Why your job-search AI should tell you no
Every AI writing tool I tried during my own job search had the same failure mode: it was on my side in the least useful way possible. Ask it whether you're a fit for a role and it finds a way to say yes. Ask it to write the résumé and it rounds “I helped with” up to “I led.” It optimises for how the application feels when you send it, not for what happens after.
What happens after is the part that costs you. A flattering application gets you into interviews you can't survive, negotiating from claims you can't defend, in front of the small number of people you most needed to impress. The expensive resource in a job search isn't applications — it's credible shots at roles you can actually win. Spending them on inflated ones is worse than spending nothing.
So jobhunt runs under one rule, enforced everywhere a sentence gets generated: don't claim what isn't true. Not as a disclaimer. As architecture. Here's what that cashes out to in practice.
The fit analysis leads with your real case, then names what's thin
When you paste a job posting, Coach scores you against the actual posting — stored verbatim, not a paraphrase — and opens with your genuine, evidenced strengths for the role. Then it names the gaps plainly, so you know where to focus. If a true hard blocker exists — a licence you don't hold, a clearance you don't have — it's named honestly, last, as something for you to weigh rather than a door slammed shut. What it will never do is paper over a gap with positive framing, because you're the one who has to sit in the interview where that gap comes up.

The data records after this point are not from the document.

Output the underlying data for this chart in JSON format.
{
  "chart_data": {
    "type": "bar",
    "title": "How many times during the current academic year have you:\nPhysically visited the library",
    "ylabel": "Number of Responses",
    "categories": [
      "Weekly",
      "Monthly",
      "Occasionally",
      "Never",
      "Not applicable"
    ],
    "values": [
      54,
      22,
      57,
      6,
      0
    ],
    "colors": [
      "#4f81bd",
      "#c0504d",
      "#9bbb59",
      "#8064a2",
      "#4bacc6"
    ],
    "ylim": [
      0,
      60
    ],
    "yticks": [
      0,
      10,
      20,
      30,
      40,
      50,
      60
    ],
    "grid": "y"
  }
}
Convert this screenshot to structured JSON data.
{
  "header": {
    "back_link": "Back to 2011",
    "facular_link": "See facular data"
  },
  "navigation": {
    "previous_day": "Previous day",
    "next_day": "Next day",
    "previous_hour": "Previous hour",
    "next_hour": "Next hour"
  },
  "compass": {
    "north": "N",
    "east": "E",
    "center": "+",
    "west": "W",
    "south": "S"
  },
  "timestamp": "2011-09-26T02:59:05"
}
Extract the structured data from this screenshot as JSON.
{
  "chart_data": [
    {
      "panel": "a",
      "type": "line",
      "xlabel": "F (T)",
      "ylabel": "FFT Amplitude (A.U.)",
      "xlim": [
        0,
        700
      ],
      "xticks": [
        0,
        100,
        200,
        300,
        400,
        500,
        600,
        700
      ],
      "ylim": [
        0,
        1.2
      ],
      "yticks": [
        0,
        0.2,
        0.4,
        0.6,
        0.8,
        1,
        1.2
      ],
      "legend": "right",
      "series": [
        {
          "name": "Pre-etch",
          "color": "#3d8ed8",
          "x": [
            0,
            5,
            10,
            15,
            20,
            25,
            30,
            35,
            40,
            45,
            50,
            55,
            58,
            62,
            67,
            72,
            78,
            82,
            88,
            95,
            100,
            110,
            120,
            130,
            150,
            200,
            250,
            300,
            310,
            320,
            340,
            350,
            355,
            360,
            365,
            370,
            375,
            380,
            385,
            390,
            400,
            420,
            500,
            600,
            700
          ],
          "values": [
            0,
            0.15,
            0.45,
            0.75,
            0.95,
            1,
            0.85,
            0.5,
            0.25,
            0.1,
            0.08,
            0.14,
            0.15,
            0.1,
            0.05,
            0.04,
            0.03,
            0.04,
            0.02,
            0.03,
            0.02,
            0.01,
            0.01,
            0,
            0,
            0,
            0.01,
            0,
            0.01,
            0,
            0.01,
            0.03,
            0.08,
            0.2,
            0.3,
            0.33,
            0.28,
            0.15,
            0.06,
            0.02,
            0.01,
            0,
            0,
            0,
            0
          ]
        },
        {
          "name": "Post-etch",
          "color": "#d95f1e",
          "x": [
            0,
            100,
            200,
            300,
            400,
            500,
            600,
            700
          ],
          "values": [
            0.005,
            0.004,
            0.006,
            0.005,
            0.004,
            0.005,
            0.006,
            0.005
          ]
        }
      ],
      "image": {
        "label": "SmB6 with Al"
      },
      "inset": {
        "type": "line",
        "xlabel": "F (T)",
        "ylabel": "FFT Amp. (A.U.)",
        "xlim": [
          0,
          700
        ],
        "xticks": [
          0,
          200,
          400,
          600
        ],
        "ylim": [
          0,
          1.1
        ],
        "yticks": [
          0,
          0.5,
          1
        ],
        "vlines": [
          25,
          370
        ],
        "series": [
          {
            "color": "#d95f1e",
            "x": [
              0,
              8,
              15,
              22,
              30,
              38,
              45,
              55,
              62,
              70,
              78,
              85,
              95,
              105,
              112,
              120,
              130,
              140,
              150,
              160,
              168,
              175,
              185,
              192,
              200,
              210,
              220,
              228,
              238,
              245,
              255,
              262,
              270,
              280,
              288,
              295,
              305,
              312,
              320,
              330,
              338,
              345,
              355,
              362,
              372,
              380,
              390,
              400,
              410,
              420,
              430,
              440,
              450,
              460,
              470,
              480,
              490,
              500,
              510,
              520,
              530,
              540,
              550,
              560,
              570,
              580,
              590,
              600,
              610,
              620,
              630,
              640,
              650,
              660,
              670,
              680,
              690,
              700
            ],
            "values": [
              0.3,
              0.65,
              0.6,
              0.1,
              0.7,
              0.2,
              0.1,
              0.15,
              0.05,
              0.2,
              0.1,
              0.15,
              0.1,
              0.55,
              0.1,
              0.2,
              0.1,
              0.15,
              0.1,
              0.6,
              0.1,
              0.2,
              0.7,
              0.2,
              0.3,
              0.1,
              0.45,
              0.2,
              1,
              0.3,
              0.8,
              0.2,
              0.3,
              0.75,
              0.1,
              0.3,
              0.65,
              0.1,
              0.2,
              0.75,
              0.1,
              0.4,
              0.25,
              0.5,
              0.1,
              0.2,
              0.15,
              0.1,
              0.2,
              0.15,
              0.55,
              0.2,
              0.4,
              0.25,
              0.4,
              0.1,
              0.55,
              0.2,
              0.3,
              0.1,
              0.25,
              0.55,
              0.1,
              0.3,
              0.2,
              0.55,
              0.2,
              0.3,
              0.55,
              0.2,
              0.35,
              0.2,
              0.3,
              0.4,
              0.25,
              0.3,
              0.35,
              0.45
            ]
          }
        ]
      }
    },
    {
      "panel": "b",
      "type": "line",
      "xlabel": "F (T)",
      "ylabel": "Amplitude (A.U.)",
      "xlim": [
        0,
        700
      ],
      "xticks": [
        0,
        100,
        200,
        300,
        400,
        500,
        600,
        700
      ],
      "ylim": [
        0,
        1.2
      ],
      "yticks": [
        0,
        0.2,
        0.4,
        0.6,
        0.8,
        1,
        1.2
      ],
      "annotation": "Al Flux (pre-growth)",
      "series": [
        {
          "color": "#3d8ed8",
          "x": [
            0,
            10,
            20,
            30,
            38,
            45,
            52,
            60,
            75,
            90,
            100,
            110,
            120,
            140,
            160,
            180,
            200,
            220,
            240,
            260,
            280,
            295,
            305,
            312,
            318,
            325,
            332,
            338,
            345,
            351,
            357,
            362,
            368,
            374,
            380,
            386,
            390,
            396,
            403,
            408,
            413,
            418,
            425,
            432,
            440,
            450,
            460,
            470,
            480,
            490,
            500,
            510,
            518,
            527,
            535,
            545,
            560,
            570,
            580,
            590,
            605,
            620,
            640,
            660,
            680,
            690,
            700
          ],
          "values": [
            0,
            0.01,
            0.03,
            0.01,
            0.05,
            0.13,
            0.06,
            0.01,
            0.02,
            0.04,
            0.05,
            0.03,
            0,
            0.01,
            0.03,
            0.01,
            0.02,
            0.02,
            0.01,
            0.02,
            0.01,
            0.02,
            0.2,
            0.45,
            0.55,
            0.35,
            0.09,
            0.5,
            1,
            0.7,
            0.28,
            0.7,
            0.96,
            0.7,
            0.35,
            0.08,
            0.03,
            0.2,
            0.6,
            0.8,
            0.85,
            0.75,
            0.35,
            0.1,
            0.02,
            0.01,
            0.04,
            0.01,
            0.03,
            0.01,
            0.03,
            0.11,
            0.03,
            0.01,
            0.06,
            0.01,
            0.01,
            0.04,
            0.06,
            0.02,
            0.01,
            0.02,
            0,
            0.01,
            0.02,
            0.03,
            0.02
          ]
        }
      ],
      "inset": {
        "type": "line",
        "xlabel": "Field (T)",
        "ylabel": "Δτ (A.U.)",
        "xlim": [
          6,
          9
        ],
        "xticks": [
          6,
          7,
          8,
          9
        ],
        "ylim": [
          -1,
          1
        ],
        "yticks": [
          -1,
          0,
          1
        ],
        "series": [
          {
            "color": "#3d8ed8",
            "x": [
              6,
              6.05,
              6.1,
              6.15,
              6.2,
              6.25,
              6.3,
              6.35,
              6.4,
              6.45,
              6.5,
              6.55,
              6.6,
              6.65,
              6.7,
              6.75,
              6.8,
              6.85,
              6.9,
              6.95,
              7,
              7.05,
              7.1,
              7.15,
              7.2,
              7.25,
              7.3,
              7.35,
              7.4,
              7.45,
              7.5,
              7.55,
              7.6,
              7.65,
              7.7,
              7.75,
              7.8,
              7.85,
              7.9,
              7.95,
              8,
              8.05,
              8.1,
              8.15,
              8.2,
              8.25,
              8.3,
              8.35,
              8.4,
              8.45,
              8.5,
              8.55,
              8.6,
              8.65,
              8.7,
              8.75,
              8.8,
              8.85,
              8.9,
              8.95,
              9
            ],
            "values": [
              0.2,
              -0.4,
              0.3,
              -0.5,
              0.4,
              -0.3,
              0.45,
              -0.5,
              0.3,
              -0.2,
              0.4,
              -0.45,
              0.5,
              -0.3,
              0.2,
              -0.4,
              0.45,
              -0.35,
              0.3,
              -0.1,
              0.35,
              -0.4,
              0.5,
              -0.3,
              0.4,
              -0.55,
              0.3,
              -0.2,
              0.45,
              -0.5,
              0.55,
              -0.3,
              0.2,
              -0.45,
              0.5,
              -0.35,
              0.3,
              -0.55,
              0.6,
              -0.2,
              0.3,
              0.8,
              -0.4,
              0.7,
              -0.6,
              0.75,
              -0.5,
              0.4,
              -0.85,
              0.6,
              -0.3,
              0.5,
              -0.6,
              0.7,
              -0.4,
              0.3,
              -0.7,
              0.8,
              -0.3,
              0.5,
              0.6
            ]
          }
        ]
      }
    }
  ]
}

Your red lines are hard constraints, not suggestions
During the profile interview you can set things you've explicitly said never to claim — a title you didn't hold, a technology you only brushed against. Those become hard constraints on every document the system produces. They're stored with your profile, injected into every generation, and they don't erode over time or under pressure from a tempting job description.
Nothing “shipped” without evidence
The most common inflation in technical résumés is the quiet promotion of work-in-progress to work-completed. Coach won't write “shipped,” “deployed,” or “led” unless your own account of your work supports it. If you built a prototype that was deprioritised before launch, that's what the record says — and honestly, “built a working prototype; the project was deprioritised” is a more interesting interview conversation than a vague “delivered” that collapses under one follow-up question.
A second set of eyes, adversarially
After a résumé or cover letter is generated, a separate fact-checking pass audits every claim in the document against your profile, your original résumé, and the job description. It flags anything it can't support — it doesn't silently rewrite your documents, because silent edits are their own kind of dishonesty. You see the flags; you decide.
Doesn't everyone else inflate?
Maybe. But the filters you're worried about — the tracking systems, the keyword screens — are looking for relevance, not adjectives. A résumé built around the actual keywords of the posting, drawn from things you actually did, clears the same filters without planting landmines in your interviews. Honesty and effectiveness aren't in tension here. The inflated résumé is the one that fails late, expensively, in person.
I built this because it's the tool I wanted when I was searching: something that would find my real shot at a role and make that case as well as it could be made — and that would tell me no when no was the true answer, while I could still do something about it.
An honest picture — strengths first, gaps and any real blocker named — beats a flattering one. You decide where to spend your effort. That's the product.